1.9 archeologische waarde

de aan een gebied toegekende waarde die wordt gekenmerkt door de aanwezigheid van sporen van menselijk handelen in het verleden die in de grond zijn achtergebleven, bijvoorbeeld potscherven, resten van voedselbereiding, graven, maar ook verkleuringen in de grond die duiden op bewoning of infrastructuur.

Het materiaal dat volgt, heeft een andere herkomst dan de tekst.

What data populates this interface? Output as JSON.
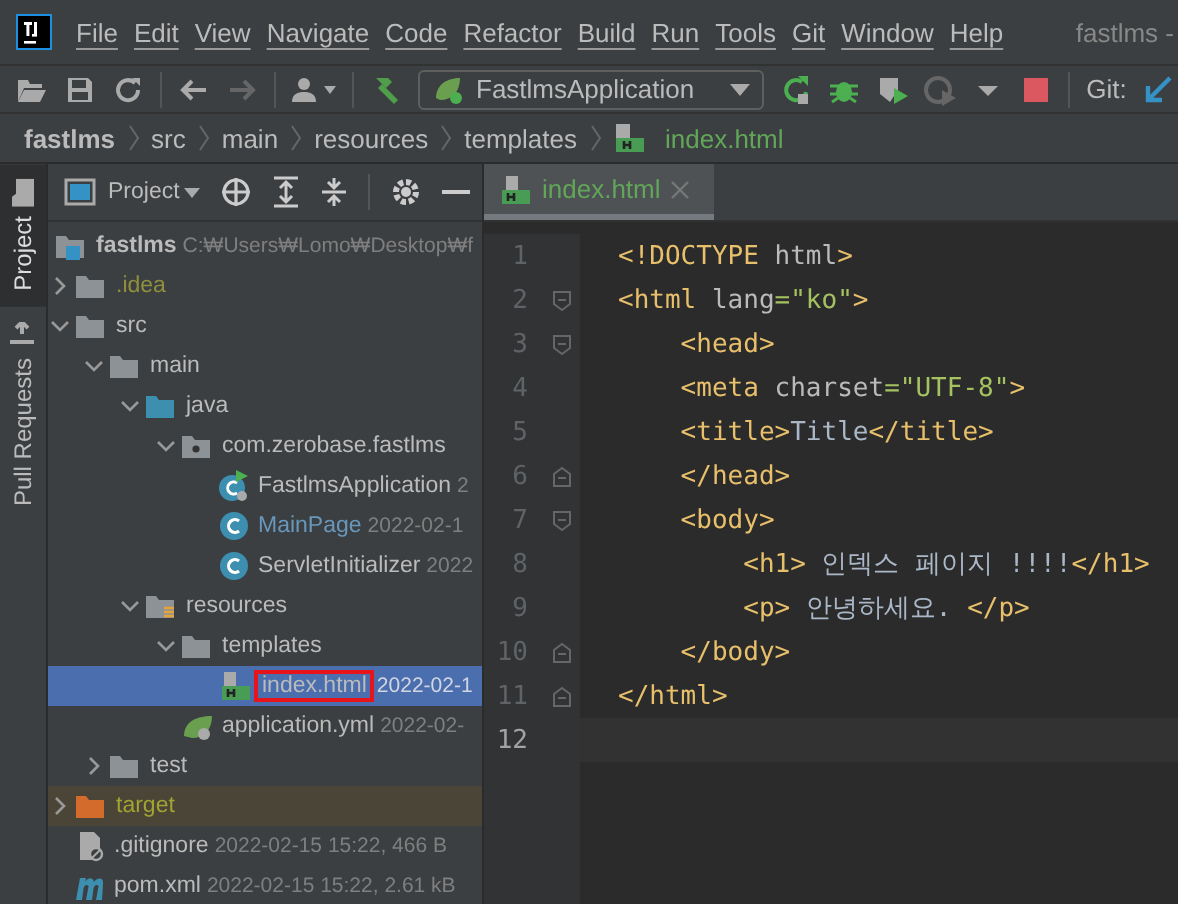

1.10 archeologisch waardevol gebied

gronden waar archeologische waarden aanwezig of te verwachten zijn.

1.11 bebouwing

één of meer gebouwen en/of bouwwerken geen gebouwen zijnde.

1.12 bebouwingsgebied

achtererfgebied alsmede de grond onder het hoofdgebouw, uitgezonderd de grond onder het oorspronkelijk hoofdgebouw.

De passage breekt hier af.